Your last album, Brothers, debuted at number three and sold close to a million records. Was that a surprise?
Absolutely. I mean, it was our seventh record, so to finally hear our songs on the radio was kind
of crazy, and it opened up the door for other songs to get played. But we’d toured like crazy, and each record sold better than the last one, so we definitely laid the groundwork.
You teamed up with Danger Mouse on this one, and we actually get a Zeppelin vibe on a couple of the songs.
Man, you know what? I never listen to Led Zeppelin. But, I mean, I don’t think Robert Plant or Jimmy Page listen to Led Zeppelin, either. We all probably obsessed over the same old blues records growing up.
What’s the scene like in Nashville, with you and Jack White and the Kings of Leon and all these rock guys living there?
It’s kind of mind-blowing. One minute I’m hanging with the Raconteurs, the next day I’m with Robert Plant, and then Ke$ha is calling me to get drunk. And there’s this history of the country outlaws in Nashville from the ’70s, and they all had kids, and those kids all hang out in the bars of East Nashville. I’ve hung out with hip-hop stars and rock’n’roll guys, but the fucking craziest people I’ve ever hung out with are the country people.

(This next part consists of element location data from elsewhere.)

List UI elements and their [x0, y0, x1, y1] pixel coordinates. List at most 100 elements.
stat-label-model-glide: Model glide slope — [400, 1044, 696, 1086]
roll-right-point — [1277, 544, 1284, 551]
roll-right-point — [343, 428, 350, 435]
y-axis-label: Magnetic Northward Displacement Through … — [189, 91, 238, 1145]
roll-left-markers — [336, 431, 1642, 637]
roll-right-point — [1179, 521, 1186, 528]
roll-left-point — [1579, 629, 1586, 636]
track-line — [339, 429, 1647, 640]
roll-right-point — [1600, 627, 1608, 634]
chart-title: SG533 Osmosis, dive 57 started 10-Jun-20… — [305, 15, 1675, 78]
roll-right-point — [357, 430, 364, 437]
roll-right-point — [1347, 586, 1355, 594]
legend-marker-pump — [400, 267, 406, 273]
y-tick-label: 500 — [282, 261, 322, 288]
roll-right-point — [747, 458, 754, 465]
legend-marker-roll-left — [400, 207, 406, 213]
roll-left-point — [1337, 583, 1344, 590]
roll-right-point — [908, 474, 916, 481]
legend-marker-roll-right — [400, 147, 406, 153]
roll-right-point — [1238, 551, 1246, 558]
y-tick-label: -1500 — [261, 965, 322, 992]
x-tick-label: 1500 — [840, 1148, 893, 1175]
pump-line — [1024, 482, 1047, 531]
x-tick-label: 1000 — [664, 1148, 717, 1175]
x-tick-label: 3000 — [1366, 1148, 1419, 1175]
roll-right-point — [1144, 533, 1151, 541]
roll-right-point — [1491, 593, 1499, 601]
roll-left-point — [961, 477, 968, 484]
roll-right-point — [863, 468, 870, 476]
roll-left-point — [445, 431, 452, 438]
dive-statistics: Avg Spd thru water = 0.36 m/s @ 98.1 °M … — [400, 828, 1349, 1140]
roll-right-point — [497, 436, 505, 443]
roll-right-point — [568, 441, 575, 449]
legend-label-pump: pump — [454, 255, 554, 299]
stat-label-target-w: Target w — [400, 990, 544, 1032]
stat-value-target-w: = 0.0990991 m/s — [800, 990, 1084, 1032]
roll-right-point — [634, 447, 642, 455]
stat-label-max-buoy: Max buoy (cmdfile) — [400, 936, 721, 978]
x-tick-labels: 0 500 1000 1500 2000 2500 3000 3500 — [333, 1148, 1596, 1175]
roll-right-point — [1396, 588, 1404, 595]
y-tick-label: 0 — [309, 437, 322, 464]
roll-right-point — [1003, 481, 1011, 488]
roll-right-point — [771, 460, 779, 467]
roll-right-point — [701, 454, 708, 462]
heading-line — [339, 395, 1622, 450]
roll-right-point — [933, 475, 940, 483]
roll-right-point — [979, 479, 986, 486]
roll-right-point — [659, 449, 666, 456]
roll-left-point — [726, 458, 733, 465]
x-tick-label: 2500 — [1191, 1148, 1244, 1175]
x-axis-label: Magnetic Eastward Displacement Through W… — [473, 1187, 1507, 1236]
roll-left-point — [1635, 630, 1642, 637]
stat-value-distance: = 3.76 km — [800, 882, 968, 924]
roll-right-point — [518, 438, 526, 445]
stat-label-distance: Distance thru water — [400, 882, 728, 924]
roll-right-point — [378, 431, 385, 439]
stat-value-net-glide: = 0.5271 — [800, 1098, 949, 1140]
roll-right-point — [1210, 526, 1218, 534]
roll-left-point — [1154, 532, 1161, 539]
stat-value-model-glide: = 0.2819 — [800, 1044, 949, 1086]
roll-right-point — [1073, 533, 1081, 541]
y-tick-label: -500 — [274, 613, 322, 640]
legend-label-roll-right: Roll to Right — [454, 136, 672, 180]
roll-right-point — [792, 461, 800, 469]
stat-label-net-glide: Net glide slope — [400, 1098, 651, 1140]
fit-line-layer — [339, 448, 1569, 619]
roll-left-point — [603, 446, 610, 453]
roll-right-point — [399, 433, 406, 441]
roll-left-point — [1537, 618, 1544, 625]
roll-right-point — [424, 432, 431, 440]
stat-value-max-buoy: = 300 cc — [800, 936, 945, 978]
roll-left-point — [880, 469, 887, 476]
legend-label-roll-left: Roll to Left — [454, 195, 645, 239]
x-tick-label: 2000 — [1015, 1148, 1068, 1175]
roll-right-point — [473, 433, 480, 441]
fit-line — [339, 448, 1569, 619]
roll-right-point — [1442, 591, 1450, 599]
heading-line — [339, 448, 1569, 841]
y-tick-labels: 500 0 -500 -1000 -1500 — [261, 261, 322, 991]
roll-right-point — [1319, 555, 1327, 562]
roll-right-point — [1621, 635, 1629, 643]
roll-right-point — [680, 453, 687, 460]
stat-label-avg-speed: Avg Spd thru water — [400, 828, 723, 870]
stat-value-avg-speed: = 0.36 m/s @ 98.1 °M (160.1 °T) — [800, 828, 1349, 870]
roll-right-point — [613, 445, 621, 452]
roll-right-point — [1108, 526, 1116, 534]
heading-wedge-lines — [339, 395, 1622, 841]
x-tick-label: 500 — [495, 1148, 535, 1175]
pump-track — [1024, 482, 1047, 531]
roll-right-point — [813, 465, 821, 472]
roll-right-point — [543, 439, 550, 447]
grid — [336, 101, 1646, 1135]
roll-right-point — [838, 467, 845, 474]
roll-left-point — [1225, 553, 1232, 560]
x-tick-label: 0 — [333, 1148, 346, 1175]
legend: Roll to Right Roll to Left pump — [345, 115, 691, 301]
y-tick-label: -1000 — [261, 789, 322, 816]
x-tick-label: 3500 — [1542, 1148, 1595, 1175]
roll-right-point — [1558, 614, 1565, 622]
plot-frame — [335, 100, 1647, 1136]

Wait, back up. You’re friends with Ke$ha?
When she was, like, 16 or 17 and not old enough to get into clubs to see us play, she’d always sneak in and then get kicked out. Through the front door, through the side door, through the fucking kitchen. She was always crazy.
The new album is called El Camino, but we’re pretty sure that’s not an El Camino on the cover.
Yeah, that’s actually the Plymouth Voyager that we used to tour in. For years we crisscrossed America in that shitty van; I don’t know if we want to sell it, but we might. We just thought it was ridiculous to call an album El Camino and then have a minivan on the cover.